Thanks, Marissa! Glad it resonated! I might be picking your brain at some point in the future as my kids get older. 😉
Thank you for this article, Joy. I’ve been through many seasons of teaching and parenting since I’ve taught through all 4 of my kids being born/being young/growing up. What I’ve realized is that I have to assess where we are as a family each season and tailor my lesson schedule to what works best for my family. Several years ago, I cut my yearly lesson schedule from 32 lessons a year to 25 lessons during the school year. Teaching just 10 weeks in the fall and 15 weeks in the winter/spring isn’t “a lot” – but it also makes the piano schedule SO much more doable for my family. I know that I have enough “flex weeks” so that I can cancel a week if kids are sick and not worry about still being present for the 25 lessons I committed too. Monthly tuition has been so good for my studio as well. My kids are now 14, 12, 8 and 6 – and I’m proud to say that I’ve taken time to prioritize my family as well as blending my goal to continue cultivating and teaching a studio. When my oldest were little, teaching right after school worked well! Now, I want time during the weeknights to be with my kids after school, so as of next year, I will limit my teaching to only one weeknight a week as well as daytime lessons for homeschoolers and online lessons. My studio hovers around 25-30 students, which is just right for me. I take most of the summer completely off, except for my scheduled “Reading and Writing Book Club” meetings. Work hard and play hard is my motto!
Thanks so much for sharing your experience, Sarah! It’s great to hear what’s worked for you over the years!! I appreciate hearing all the specifics. 🙂
Just a note to say I stopped using Paypal after they kept my money for a week with some bogus irrational reason. Seems I did find they were in a big spending need so perhaps keeping people’s money padded their bank accounts…I don’t know but I am done with that creepy game.
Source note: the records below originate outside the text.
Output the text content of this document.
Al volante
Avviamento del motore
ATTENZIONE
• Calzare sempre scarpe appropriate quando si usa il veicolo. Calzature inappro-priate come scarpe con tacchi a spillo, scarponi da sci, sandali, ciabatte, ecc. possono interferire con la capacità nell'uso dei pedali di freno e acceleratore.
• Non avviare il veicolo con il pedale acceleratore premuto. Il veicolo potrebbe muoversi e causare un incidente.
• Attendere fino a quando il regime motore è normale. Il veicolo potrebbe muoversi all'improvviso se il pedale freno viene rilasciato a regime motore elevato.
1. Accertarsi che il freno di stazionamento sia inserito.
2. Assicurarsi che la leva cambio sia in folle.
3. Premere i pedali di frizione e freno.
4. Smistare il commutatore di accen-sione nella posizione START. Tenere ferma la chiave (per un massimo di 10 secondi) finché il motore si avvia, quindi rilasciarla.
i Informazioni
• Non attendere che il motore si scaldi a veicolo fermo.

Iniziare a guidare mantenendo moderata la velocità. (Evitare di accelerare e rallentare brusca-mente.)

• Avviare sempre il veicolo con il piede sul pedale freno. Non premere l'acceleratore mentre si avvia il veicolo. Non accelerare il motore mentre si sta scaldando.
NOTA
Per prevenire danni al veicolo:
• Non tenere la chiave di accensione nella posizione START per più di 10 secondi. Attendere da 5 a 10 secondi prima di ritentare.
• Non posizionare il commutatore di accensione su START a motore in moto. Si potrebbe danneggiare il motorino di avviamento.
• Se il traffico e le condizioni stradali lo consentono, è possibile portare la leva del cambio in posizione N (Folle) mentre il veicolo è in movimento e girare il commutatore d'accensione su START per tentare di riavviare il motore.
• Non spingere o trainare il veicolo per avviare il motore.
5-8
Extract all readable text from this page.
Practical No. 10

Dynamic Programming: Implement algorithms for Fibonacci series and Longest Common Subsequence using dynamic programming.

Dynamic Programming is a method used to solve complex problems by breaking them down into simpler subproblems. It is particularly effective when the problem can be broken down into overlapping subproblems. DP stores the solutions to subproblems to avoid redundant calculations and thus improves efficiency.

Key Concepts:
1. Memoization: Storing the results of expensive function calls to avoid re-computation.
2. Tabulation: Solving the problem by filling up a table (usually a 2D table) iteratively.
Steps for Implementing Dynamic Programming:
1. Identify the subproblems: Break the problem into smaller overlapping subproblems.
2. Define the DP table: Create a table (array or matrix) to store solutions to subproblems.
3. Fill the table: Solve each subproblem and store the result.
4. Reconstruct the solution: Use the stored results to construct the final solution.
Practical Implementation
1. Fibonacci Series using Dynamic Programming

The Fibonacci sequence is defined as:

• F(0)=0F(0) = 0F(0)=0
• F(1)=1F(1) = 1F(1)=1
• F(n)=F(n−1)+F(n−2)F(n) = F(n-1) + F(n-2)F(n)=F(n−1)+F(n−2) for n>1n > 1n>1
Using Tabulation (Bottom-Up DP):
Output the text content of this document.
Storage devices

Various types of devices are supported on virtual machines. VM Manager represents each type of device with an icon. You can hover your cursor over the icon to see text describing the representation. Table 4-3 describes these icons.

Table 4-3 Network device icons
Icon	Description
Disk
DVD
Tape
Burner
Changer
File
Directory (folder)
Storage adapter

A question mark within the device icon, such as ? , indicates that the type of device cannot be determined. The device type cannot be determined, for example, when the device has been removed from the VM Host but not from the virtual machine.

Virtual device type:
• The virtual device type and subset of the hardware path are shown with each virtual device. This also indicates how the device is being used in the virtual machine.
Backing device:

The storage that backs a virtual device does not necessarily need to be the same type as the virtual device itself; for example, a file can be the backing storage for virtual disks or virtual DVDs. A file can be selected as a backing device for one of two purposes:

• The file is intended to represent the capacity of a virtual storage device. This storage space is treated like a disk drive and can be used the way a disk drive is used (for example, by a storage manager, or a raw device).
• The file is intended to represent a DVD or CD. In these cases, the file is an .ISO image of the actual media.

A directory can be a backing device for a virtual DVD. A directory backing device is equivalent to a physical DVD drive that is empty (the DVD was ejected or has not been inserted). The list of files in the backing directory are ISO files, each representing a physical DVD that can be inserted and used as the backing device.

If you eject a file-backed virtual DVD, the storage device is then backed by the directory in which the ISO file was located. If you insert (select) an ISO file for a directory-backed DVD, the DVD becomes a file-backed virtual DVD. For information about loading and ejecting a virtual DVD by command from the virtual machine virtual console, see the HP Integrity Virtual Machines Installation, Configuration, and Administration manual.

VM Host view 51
Sorry to hear about the trouble with PayPal, Patricia! I know in other countries, making payments to others is an easy matter from bank to bank. I really wish the banks here in the U.S. would get with the program and do something similar so that we don’t have to depend on companies like as PayPal and others!
As always, I really enjoyed your article, Joy. You are always chock-full of great ideas. ? Thank you!
I’ve had problems with PayPal too. I personally love Zelle, and all my clients pay me that way. I believe that would be considered a bank to bank arrangement, yes?
Thanks, Laurie! Glad you enjoyed it!
Yes, I would consider Zelle a bank-to-bank arrangement. I think it’s a great option, and hooray for no fees! Unfortunately, my bank does not yet offer Zelle for business accounts; only for personal use. 🙁 So, it depends on which bank you use.
The other consideration is that while you can send and request payments with Zelle, I don’t believe you can set up auto-payments. But if auto-payments aren’t something you need, I think Zelle is an awesome option! Thanks for mentioning it, Laurie!